Friday, March 27, 2015

Part 20: (The Natural Slave and the Old Philosophy?): Dialogues on a Philosophy for the Individual

(Pix (c) Larry Catá Backer 2015)

With this post Flora Sapio and I (and friends from time to time) continue an experiment in collaborative dialogue. The object is to approach the issue of philosophical inquiry from another, and perhaps more fundamentally ancient, manner. We begin, with this post, to develop a philosophy for the individual that itself is grounded on the negation of the isolated self as a basis for thought, and for elaboration. This conversation, like many of its kind, will develop naturally, in fits and starts. Your participation is encouraged. For ease of reading Flora Sapio is identified as (FS), and Larry Catá Backer as (LCB).

The friends continue their discussion around the problem of the individual and the liberation project and in which Paul Van Fleet (PVF) responds to Flora Sapio.

Contents: HERE
(PVF) Are we inextricably under the hold of some machine?

When we enter our formative years, we are beset by ways of thinking that are designed to guide our development within our culture. Even the language we learn gives rise to certain philosophies; the atomic structure of English is very different from the contextual structure of Chinese. The English speaker will tend to understand the world as an interplay of unchanging symbols acting on each other, whereas the Chinese speaker understands these symbols as shifting and dependent upon the greater structure in which it exists (the Tao, or variants thereof). The means of expression that a culture teaches us, from the very start, is part of the beginnings of philosophical expression.

Aristotle's edifices are a natural extension from the Greek culture in which he was enmeshed. Much like English, ancient Greek has an atomic structure that lends itself to Aristotelian logic. For a contrast, Buddhist logic allows for certain logical structures that would "violate" the traditional rules of, such as those against the excluded middle. For some exposition into this system of logic, there is a great article in Aeon magazine, "Beyond true and false" by Graham Priest:

My main point is that the structure of Aristotelian domination mirrors the structure of language. We divide our thoughts into parts, without focusing on the nature of the "thought" itself. The subject may dominate the object, and one relation may dominate another. It is at this moment, when we learn a certain way of expressing our thoughts, that we could be considered "dominated."

But how can we function without these frameworks? This is the real question. The Zen masters say that expression is not needed to be attuned to the world, but even they must be constrained in some way, for they know language, and express themselves through it. Can anyone be free of domination in this way?

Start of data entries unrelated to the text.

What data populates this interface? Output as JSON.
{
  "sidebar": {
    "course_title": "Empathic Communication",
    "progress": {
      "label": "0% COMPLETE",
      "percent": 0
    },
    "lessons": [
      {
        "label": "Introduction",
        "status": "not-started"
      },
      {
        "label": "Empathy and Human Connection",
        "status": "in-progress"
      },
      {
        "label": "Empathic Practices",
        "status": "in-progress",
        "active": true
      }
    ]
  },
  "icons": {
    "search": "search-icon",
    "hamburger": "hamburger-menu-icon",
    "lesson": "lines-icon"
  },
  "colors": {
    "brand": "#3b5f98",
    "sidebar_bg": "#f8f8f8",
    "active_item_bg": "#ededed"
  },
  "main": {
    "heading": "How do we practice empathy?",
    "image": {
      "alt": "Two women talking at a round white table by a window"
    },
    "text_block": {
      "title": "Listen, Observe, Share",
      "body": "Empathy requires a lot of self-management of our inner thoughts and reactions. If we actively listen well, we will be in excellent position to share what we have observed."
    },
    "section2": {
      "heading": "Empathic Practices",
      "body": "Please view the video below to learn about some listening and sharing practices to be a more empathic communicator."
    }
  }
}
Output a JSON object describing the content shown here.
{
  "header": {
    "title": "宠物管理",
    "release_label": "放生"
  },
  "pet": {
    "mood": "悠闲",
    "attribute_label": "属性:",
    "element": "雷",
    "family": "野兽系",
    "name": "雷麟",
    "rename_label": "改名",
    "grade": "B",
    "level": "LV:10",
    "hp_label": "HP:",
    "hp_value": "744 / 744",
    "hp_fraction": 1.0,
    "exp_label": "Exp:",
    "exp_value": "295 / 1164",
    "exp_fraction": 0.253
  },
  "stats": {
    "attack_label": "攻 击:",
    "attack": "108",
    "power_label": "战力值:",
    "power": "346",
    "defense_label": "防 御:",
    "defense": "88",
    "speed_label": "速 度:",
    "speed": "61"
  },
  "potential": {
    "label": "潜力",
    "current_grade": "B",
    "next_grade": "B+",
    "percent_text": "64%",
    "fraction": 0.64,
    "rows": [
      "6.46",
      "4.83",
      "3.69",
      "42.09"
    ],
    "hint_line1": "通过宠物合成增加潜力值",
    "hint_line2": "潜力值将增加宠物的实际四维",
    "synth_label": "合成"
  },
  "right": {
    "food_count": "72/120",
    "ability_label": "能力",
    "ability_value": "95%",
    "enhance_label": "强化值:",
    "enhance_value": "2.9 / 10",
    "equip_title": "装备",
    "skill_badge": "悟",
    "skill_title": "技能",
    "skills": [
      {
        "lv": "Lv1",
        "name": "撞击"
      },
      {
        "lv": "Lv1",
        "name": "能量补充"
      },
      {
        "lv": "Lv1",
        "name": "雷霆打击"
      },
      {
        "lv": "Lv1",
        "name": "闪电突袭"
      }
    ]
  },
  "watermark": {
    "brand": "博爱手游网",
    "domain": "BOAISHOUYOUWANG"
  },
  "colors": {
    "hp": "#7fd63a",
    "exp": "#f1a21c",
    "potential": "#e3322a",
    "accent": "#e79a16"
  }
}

We can, however, find freedom within the constraints of the cage. Descartes noted that the truly "free" choice comes when the individual is limited in choice; he who has 50 choices cannot consider them all as fully as he who has only four, and the "free" choice (which could be linked with the "optimal" choice") is more open to he whose choice is constrained.

In the context of language, those who have sophistication in fewer languages, rather than limited proficiency in many, are able to communicate their ideas more articulately and include more nuances. Surely they cannot communicate with as many people, but their ideas can be more developed in their native tongue, and their capacity for expression is that much greater. Of course, talented are they who can express themselves in great detail in many languages.

Philosophically, we see this in the Aristotelian construct - the more sophisticated the construct, the more detailed the offshoots will be. There are very few philosophers who have really departed from the problems expressed by Plato and Aristotle, and entire structures have been built to reinforce their fundamental structure, as Flora points out. Some, however, attempt to build a new machine. Heidegger extends past Plato to the pre-Socratics for a new way to interpret Being; Nietzsche and Schopenhauer throw off conventional morality to express the primacy of the will.

Is the task before us, then, to create the new machine, or to deny the prospect of the machine completely? Is it even possible to function without some artifice supporting our interpretation, wherever that artifice may come from?